Networks are not perfect; mistakes get shipped; your code, integrations, and users will surprise you. Testing in Production is your safety net. Keeping a good eye on your Live system is key to supporting your applications and users.
Monitors work like test automation on your live system. Set your expectations and they will keep checking, alerting the team when the expectation fails.
But just like your test-automation suites, these can become a source of problems if you don't set them up well and treat them right.
I'll show how I've learnt to use alerts effectively, and how I make this a team-focused activity.
The fewer the better, but not too few
Monitoring systems often have access to a lot of different data sets. HTTP status codes, throughput times and, higher-level application errors and events. There are a lot of options and it can be tempting to monitor all the things.

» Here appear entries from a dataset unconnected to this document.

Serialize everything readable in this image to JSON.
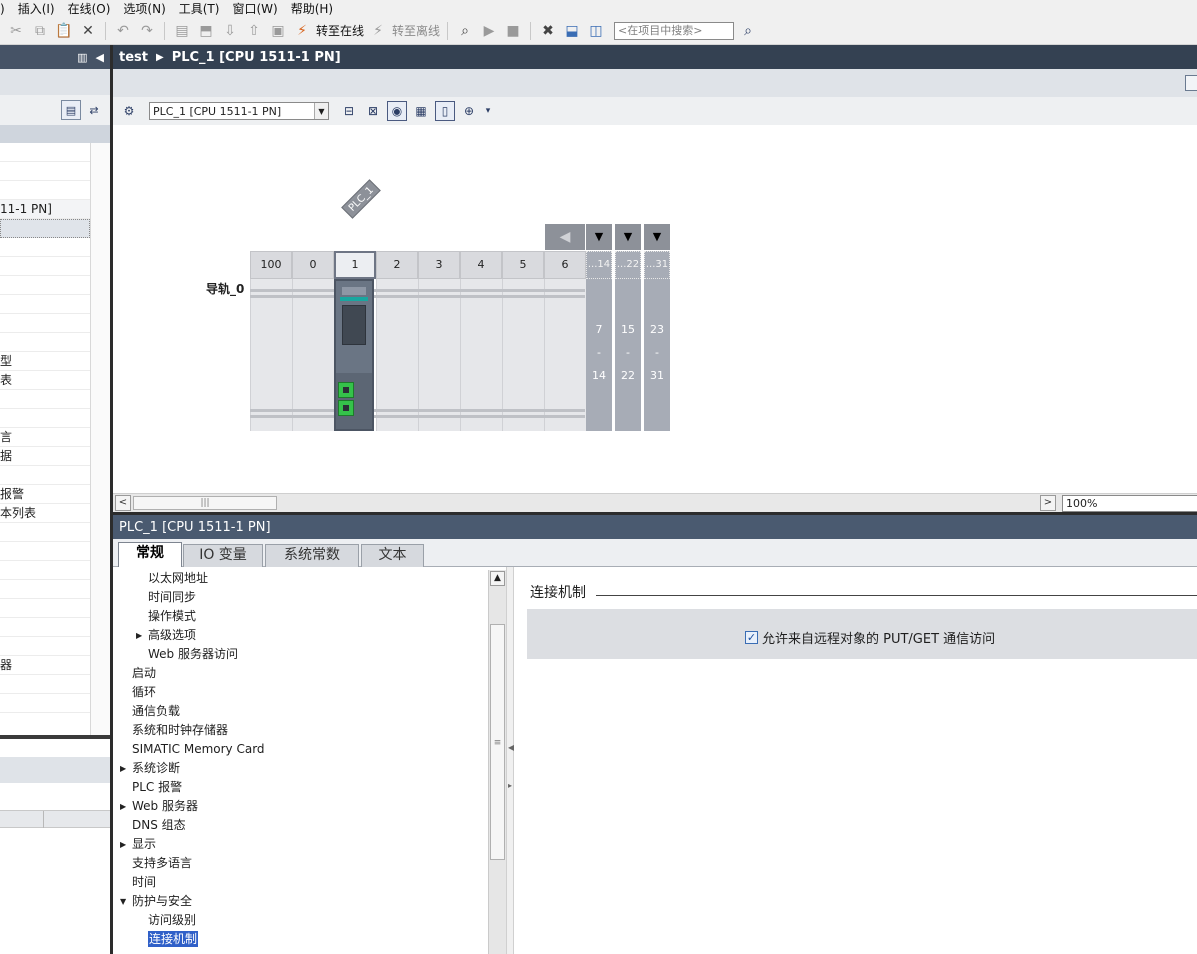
{
  "menu": [
    ")",
    "插入(I)",
    "在线(O)",
    "选项(N)",
    "工具(T)",
    "窗口(W)",
    "帮助(H)"
  ],
  "toolbar": {
    "go_online_label": "转至在线",
    "go_offline_label": "转至离线",
    "search_placeholder": "<在项目中搜索>"
  },
  "project_tree": {
    "rows": [
      "",
      "",
      "",
      "11-1 PN]",
      "",
      "",
      "",
      "",
      "",
      "",
      "",
      "型",
      "表",
      "",
      "",
      "言",
      "据",
      "",
      "报警",
      "本列表",
      "",
      "",
      "",
      "",
      "",
      "",
      "",
      "器",
      "",
      ""
    ]
  },
  "editor": {
    "breadcrumb": [
      "test",
      "PLC_1 [CPU 1511-1 PN]"
    ],
    "device_select": "PLC_1 [CPU 1511-1 PN]",
    "plc_tag": "PLC_1",
    "rack_label": "导轨_0",
    "slots": [
      "100",
      "0",
      "1",
      "2",
      "3",
      "4",
      "5",
      "6"
    ],
    "ext_heads": [
      "...14",
      "...22",
      "...31"
    ],
    "ext_groups": [
      {
        "from": "7",
        "dash": "-",
        "to": "14"
      },
      {
        "from": "15",
        "dash": "-",
        "to": "22"
      },
      {
        "from": "23",
        "dash": "-",
        "to": "31"
      }
    ],
    "zoom": "100%"
  },
  "inspector": {
    "title": "PLC_1 [CPU 1511-1 PN]",
    "tabs": [
      "常规",
      "IO 变量",
      "系统常数",
      "文本"
    ],
    "nav": [
      {
        "label": "以太网地址",
        "level": 2
      },
      {
        "label": "时间同步",
        "level": 2
      },
      {
        "label": "操作模式",
        "level": 2
      },
      {
        "label": "高级选项",
        "level": 2,
        "expand": "right"
      },
      {
        "label": "Web 服务器访问",
        "level": 2
      },
      {
        "label": "启动",
        "level": 1
      },
      {
        "label": "循环",
        "level": 1
      },
      {
        "label": "通信负载",
        "level": 1
      },
      {
        "label": "系统和时钟存储器",
        "level": 1
      },
      {
        "label": "SIMATIC Memory Card",
        "level": 1
      },
      {
        "label": "系统诊断",
        "level": 1,
        "expand": "right"
      },
      {
        "label": "PLC 报警",
        "level": 1
      },
      {
        "label": "Web 服务器",
        "level": 1,
        "expand": "right"
      },
      {
        "label": "DNS 组态",
        "level": 1
      },
      {
        "label": "显示",
        "level": 1,
        "expand": "right"
      },
      {
        "label": "支持多语言",
        "level": 1
      },
      {
        "label": "时间",
        "level": 1
      },
      {
        "label": "防护与安全",
        "level": 1,
        "expand": "down"
      },
      {
        "label": "访问级别",
        "level": 2
      },
      {
        "label": "连接机制",
        "level": 2,
        "selected": true
      }
    ],
    "section_title": "连接机制",
    "checkbox_label": "允许来自远程对象的 PUT/GET 通信访问",
    "checkbox_checked": true
  }
}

Too many monitors will likely lead to noise, distractions and a pile of maintenance hassle.
It's worth taking a little time to work out what's important and start your monitoring there.
What would be key indicators of the system failing your users? How would you tell if the product is not doing its key jobs? What can't you afford to fail?
A few general catch-all monitors are also very useful. I like to keep an eye on the 5xx and 4xx status codes and alert on anomalies. However, it's important to not have these raising false alarms.
Alerts should not cry wolf
An alert should be there to highlight the unexpected and unwanted. They are your tests-in-production and their expectations need to be set at a level to not be flakey or noisy.
In your early days, it can take a short while to get this right. You might need to tune your alerts so they don't treat the normal as exceptional. Monitoring services that offer ways to use historic data to spot abnormalities can be a great shortcut.
Alerts should communicate well
We shouldn't expect everyone on your team to be experts in every part of the system or remember why an alert got set up.
We need to leave notes for the future in our monitor set-up so we are reminded what's important about this alert when it triggers.
For clear action to be taken, an alert needs to be clear about:
- What has happened, and how critical it is
- What sources of information will help
- What should be done next
The example below first makes a statement of what the alert is about. It then links to logs to get more information.
Critically it has a call to action, making clear who it might affect and what we might need to do.
Alerts need tending
Alerts can be like a garden. Untended, they can overgrow their space and crowd out what's important. Alerts that have fulfilled their purpose need grubbing up. Those taking up too much space need pruning; confusing alerts need weeding out.
When you have a live issue, it's well worth evaluating your monitoring and tuning it so it's telling you the right thing at the right time.
- Did an alert call out the issue in a timely manner?
- Were there alerts ignored until there clearly is an issue?
- Do alerts you no longer care about hide the ones you do?
If you can answer yes to one or more of these, you should review your monitors, and make them right for the team. Don't let a critical issue get crowded out of your plot.
Alerts are a call to action: fix the root causes, build resilience.
If the same alerts keep firing for good reasons, either your team will be doing nothing but checking for issues or beginning to treat them as noise. It's important to understand the root causes of your issues and go beyond making simple repairs or surface fixes.
It's possible you have a resilience issue or a complex bug. Consider how your team should be reviewing, learning and finding ways to make the system self-healing or correcting.
Reacting to Live Alerts is not chore work.
Managing your live service should not be a chore. It's a key point of experience, learning, and assistance. It should be at the heart of what you do. A great team attitude to monitoring can really help with that.